Les Chroniques de l'Imaginaire

La matinée d'un gentilhomme rural - Tolstoï, Léon

A dix-neuf ans, le prince Nekhlioudov décide de se consacrer à l'exploitation familiale en allant y vivre sur place, dans la campagne, aux côtés des paysans qui travaillent sur ses terres. Plein de bonne volonté, désireux de bien faire et de venir en aide à ces familles, il entreprend de visiter certaines d'entre elles à l'aide du carnet sur lequel il a noté les demandes de chacune. Tel paysan a besoin de bois, l'autre de blé...

Nekhlioudov rend visite à chacun et rapidement, il comprend que les choses ne vont pas être aussi idylliques qu'espéré. Ses ambitions de bonté et d'assistance vont se heurter à l'entêtement des paysans, ancrés dans leurs habitudes et rétifs au changement. Il se rend aussi compte que les difficultés de la paysannerie ne sont pas que liées au manque d'argent et aux conditions de travail rude. Il peut aussi y avoir de la paresse, de la méchanceté, un orgueil mal placé, de l'avarice...

Cette nouvelle rend compte en un relatif concentré de pages de la condition paysanne en Russie en opposition à celle plus aisée de la bourgeoisie. Il y a un choc des cultures qui malgré tous les efforts du prince ne peut pas déboucher sur un terrain d'entente car ces deux mondes ne s'appuient pas sur les mêmes codes. Leon Tolstoï parvient également à balayer en quelques personnages plusieurs visages qui sont autant d'exemples de caractères type du paysan.

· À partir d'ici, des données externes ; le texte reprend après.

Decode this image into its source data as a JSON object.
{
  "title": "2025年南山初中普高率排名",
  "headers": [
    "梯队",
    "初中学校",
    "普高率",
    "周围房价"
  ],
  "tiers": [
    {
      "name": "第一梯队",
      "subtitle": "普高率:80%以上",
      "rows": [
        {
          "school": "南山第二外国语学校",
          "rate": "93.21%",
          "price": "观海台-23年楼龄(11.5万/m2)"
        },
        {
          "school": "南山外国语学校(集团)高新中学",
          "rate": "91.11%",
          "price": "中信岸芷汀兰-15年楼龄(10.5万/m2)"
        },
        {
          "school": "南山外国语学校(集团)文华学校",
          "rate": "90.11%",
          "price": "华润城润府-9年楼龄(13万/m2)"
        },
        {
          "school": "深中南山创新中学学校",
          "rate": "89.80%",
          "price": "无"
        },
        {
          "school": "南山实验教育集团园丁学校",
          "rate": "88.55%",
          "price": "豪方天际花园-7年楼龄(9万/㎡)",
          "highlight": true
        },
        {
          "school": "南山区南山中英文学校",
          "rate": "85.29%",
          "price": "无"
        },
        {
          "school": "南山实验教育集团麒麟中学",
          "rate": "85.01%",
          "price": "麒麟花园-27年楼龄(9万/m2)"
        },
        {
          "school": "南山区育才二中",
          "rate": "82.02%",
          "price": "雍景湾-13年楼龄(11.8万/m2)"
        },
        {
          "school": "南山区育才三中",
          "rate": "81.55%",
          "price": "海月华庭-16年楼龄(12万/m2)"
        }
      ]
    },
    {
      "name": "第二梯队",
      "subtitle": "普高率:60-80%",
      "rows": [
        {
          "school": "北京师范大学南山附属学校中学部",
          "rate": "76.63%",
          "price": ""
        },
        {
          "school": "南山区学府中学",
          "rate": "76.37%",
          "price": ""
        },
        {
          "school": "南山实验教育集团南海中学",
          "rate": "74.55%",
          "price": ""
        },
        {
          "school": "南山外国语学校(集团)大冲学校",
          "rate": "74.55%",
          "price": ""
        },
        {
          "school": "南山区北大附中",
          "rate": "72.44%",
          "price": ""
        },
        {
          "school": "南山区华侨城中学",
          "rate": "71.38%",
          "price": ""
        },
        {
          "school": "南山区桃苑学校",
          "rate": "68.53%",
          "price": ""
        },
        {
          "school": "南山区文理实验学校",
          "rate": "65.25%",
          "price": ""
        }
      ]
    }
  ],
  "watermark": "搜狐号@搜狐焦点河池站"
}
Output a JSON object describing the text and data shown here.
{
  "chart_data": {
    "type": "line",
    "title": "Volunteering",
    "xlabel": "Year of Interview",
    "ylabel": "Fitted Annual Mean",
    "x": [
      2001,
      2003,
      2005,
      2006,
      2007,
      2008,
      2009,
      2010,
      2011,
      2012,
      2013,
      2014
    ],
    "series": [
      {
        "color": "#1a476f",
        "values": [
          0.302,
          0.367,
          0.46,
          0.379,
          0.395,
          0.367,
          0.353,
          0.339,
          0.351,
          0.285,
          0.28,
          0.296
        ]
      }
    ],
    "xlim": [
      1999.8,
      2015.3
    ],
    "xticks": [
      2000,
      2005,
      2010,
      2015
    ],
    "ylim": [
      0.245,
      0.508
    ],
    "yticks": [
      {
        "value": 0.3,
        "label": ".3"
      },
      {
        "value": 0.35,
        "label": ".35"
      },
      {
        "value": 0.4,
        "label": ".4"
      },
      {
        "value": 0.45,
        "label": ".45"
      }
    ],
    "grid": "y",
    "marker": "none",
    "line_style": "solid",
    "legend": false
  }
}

En plus de la peinture sociale de la paysannerie, l'auteur nous convie à entrer visuellement dans l'exploitation que parcourt le gentilhomme au cours de sa matinée. On y voit les champs, les isbas plus ou moins délabrées, les terres battues, le poêle qui chauffe, les volets branlants... Les scènes que décrit Tolstoï pourraient sembler tristes et déprimantes, mais l'auteur insuffle constamment de l'humour basé sur l'incompréhension entre le prince et les paysans. Certaines attitudes entraînent aussi un comique de situation, comme Ioukhvanka qui cache précipitamment sa pipe en voyant Nekhlioudov entrer dans l'isba alors qu'il prétend être dans le besoin.

La matinée d'un gentilhomme rural est un récit brillant, drôle sans moquerie, qui expose sans blâmer. Le personnage de Nekhlioudov est touchant car en dépit des différences, il prend son rôle à cœur et ne se laisse pas décourager. Avec cette nouvelle, Tolstoï offre un regard finalement assez tendre sur la ruralité.